Batu itu dibuat oleh Susuktunggal. Batu bernama Palangka, juga menjadi singgasana sang raja Prabu Siliwangi atau Sri Baduga Maharaja atau Prabu Siliwangi bertahta.
Palangka itu khusus untuk keperluan upacara penobatan raja di Pakuan. Sekarang singgasana itu disebut watu gigilang (batu yang gemerlapan). Konon batu itulah yang sempat diangkut oleh Banten ketika penyerangan ke Pajajaran pada tahun 1579.

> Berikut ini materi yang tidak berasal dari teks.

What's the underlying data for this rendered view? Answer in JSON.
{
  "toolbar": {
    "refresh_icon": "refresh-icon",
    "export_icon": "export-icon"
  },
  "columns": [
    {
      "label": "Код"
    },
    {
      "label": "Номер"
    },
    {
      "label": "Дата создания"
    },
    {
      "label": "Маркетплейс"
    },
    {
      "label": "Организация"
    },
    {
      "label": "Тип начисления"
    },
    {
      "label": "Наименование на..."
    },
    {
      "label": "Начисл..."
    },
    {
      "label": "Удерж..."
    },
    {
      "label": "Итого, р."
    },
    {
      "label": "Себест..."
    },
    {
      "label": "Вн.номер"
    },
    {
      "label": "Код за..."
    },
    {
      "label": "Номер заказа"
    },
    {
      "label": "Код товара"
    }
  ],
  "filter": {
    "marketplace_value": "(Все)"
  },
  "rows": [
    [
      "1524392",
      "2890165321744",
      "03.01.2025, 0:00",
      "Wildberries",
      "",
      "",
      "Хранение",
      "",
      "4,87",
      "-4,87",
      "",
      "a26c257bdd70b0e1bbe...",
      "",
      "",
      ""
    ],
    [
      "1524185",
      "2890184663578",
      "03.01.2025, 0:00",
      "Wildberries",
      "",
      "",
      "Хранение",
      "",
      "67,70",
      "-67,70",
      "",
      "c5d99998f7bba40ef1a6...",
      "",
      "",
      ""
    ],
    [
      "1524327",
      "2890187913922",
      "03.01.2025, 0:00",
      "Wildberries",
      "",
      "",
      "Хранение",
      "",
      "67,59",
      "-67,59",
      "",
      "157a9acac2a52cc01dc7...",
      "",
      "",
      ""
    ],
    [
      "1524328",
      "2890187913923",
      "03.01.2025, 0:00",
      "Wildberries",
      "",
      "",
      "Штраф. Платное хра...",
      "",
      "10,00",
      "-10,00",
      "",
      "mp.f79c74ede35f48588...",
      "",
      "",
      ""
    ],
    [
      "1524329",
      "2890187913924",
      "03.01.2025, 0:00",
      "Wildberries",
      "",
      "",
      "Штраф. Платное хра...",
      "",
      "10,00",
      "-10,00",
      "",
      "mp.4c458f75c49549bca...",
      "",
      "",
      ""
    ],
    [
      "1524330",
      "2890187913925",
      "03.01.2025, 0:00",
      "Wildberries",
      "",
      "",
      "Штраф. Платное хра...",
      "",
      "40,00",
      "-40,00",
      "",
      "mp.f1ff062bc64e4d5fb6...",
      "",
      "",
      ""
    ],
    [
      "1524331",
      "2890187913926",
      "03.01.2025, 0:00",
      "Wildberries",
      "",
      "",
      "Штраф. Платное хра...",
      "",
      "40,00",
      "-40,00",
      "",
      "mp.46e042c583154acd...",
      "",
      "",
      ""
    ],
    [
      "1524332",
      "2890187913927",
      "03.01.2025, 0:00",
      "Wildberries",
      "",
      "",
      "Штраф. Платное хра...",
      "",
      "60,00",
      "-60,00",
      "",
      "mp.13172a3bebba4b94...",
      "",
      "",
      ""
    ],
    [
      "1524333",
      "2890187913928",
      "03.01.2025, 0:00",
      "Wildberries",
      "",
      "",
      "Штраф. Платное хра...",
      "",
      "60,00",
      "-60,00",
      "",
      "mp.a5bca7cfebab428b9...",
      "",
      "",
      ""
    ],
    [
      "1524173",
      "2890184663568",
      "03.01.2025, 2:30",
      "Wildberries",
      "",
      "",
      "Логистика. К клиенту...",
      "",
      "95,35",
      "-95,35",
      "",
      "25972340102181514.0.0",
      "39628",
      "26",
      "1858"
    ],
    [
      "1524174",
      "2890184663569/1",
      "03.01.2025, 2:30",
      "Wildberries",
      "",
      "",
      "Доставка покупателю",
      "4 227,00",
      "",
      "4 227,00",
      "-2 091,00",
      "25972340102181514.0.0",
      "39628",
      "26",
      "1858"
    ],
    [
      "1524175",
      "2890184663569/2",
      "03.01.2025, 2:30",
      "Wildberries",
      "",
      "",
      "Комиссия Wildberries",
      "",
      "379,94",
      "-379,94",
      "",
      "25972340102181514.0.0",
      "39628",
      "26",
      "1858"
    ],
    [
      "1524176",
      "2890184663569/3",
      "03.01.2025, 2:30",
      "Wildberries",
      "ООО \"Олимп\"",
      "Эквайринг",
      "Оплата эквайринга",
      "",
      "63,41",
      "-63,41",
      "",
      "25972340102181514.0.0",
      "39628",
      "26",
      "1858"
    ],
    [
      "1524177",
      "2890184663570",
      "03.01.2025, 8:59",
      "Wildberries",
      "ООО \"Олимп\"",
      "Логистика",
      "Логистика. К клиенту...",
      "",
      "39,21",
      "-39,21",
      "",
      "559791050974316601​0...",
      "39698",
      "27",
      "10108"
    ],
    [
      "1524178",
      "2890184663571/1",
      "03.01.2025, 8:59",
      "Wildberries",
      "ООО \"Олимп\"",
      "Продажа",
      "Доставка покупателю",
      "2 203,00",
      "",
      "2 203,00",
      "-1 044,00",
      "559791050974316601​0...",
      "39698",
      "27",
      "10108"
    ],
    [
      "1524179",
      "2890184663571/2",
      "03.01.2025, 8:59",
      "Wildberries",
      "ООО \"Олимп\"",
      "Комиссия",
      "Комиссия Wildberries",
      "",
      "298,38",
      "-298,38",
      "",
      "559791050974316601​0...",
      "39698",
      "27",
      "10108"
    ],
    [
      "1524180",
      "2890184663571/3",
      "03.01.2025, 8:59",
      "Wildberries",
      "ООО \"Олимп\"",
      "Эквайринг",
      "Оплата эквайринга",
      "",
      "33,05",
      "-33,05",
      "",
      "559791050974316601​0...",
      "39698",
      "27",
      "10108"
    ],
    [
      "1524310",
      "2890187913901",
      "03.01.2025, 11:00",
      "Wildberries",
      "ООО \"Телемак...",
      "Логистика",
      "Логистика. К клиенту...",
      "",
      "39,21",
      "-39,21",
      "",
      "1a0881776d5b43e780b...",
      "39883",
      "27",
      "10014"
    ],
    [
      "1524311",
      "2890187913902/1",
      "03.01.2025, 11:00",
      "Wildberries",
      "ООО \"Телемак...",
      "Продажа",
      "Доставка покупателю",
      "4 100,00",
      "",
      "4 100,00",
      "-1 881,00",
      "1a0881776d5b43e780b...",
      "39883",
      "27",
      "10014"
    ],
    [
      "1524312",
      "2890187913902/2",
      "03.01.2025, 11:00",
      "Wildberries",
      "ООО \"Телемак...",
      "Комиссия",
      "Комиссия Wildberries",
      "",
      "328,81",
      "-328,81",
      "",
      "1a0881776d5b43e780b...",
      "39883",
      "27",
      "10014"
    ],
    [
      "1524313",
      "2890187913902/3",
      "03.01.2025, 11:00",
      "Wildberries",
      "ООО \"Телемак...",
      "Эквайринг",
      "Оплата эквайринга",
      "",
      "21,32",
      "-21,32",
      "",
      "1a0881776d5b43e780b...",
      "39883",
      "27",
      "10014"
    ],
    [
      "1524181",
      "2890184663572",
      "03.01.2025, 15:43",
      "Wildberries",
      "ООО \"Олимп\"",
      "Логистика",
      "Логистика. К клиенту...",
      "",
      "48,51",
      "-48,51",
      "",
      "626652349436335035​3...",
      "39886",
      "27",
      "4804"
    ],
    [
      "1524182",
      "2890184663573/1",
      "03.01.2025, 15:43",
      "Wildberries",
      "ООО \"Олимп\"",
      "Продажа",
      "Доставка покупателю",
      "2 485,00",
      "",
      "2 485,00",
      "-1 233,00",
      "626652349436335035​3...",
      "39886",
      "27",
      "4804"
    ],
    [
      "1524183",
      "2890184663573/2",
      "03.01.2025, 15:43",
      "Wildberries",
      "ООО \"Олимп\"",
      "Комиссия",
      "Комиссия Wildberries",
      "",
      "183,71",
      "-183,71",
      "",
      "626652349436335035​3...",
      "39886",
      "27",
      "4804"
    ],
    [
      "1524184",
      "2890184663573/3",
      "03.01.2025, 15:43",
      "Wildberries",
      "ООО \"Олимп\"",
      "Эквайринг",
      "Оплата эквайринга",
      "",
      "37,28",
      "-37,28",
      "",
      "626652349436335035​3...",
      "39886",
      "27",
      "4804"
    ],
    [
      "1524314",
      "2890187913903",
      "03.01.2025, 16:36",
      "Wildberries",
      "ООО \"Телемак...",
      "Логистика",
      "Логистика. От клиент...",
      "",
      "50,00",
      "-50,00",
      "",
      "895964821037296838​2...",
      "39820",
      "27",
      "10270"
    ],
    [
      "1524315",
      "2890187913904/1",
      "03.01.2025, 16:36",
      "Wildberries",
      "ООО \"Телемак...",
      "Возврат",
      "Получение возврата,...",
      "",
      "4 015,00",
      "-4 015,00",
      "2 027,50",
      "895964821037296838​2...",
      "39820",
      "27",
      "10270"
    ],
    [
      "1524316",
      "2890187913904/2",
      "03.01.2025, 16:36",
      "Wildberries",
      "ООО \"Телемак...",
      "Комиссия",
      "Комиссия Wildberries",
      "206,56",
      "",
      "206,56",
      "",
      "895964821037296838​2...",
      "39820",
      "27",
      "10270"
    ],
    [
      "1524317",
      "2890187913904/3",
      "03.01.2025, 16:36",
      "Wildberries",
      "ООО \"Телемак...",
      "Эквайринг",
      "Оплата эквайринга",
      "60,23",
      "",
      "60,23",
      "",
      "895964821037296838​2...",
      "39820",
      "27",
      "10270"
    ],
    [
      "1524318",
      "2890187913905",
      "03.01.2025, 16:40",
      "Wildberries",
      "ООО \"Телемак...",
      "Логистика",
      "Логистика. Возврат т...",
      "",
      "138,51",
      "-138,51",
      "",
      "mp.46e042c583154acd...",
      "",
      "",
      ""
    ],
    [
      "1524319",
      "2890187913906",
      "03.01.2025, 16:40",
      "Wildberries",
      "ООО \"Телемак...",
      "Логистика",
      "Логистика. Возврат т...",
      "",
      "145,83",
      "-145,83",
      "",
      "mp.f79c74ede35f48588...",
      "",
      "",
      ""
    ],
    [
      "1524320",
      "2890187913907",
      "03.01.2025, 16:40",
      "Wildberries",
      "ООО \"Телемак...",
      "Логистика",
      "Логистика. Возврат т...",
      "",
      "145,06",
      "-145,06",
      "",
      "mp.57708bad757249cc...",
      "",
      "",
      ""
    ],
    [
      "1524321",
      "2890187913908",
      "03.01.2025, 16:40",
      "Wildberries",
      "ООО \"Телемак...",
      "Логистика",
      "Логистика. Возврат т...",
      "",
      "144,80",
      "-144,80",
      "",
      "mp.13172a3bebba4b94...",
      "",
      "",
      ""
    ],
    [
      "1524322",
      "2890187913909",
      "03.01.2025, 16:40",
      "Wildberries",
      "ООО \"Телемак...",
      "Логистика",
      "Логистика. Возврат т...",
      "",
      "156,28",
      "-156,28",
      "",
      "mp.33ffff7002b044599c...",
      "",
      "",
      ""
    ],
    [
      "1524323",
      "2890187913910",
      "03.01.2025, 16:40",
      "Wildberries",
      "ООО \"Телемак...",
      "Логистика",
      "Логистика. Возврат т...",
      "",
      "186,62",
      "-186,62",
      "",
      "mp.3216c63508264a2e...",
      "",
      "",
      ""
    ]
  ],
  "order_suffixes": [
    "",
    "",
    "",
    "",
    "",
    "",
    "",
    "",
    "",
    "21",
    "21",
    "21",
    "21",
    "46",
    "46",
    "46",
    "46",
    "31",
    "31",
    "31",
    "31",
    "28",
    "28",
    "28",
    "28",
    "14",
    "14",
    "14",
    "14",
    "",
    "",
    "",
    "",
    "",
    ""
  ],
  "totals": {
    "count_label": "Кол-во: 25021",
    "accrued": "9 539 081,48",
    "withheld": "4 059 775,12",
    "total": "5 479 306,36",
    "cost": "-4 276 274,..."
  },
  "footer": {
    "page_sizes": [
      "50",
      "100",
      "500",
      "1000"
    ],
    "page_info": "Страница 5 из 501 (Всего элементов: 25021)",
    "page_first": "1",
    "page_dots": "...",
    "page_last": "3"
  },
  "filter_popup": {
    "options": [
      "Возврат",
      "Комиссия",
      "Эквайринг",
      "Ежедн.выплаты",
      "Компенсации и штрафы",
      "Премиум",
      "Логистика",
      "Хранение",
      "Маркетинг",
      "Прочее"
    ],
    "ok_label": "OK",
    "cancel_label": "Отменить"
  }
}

Saleh Danasasmita pada "Melacak Sejarah Pakuan Pajajaran dan Prabu Siliwangi", mengisahkan bagaimana batu sakral yang diangkut itu membuat Kerajaan Pajajaran secara tradisi tidak bisa dilakukan penobatan raja baru. Keraton Sang Bima tempat Siliwangi tinggal dan memerintah sama dengan Sri Bima.
Di situ dijelaskan bagaimana Sri Baduga Maharaja atau Prabu Siliwangi menerima warisan Kerajaan Pajajaran dari Susuktunggal. Sedangkan dalam Purwaka Caruban disebutkan bahwa Susuktunggal adalah putera Wastu Kancana.
Hanya saja antara Susuktunggal dan Anggalarang terselang oleh raja-raja seperti Banyaklarang-Banyak Wangi-Munding Kawati. Di Purwaka Caruban yang ditulis pada 172) pun terkena penyakit babad umumnya. Misalnya, dari Wastu Kancana ke Maharaja Adimulya hanya terhalang oleh empat raja.
Padahal Maharaja Adimulya adalah tokoh yang dalam Carita Parahiyangan disebut sebagai Tamperan alias Rakeyan Panaraban, putera Sanjaya. Menurut Poerbatjaraka, Rakeyan Panaraban sama dengan tokoh Rakai Panangkaran, putera Sanjaya dalam Prasasti Raja Balitung (907), masa hidupnya pada abad ke-8, sedangkan masa hidup Wastu Kancana pada abad ke-15, selisih tujuh abad atau tujuh ratusan tahun. Tentu saja sangat tak masuk akal jika selisih waktu tujuh abad hanya terisi oleh empat orang raja.
Susuktunggal memang putera Wastu Kancana. Bisa jadi ia adalah putera sulung yang dijadikan raja di Pakuan. Ini adalah raja daerah, sehingga tidak meneruskan memegang keprabuan. Karena itu, ia tidak bisa dimasukkan ke dalam silsilah khusus Susuhunan Sunda.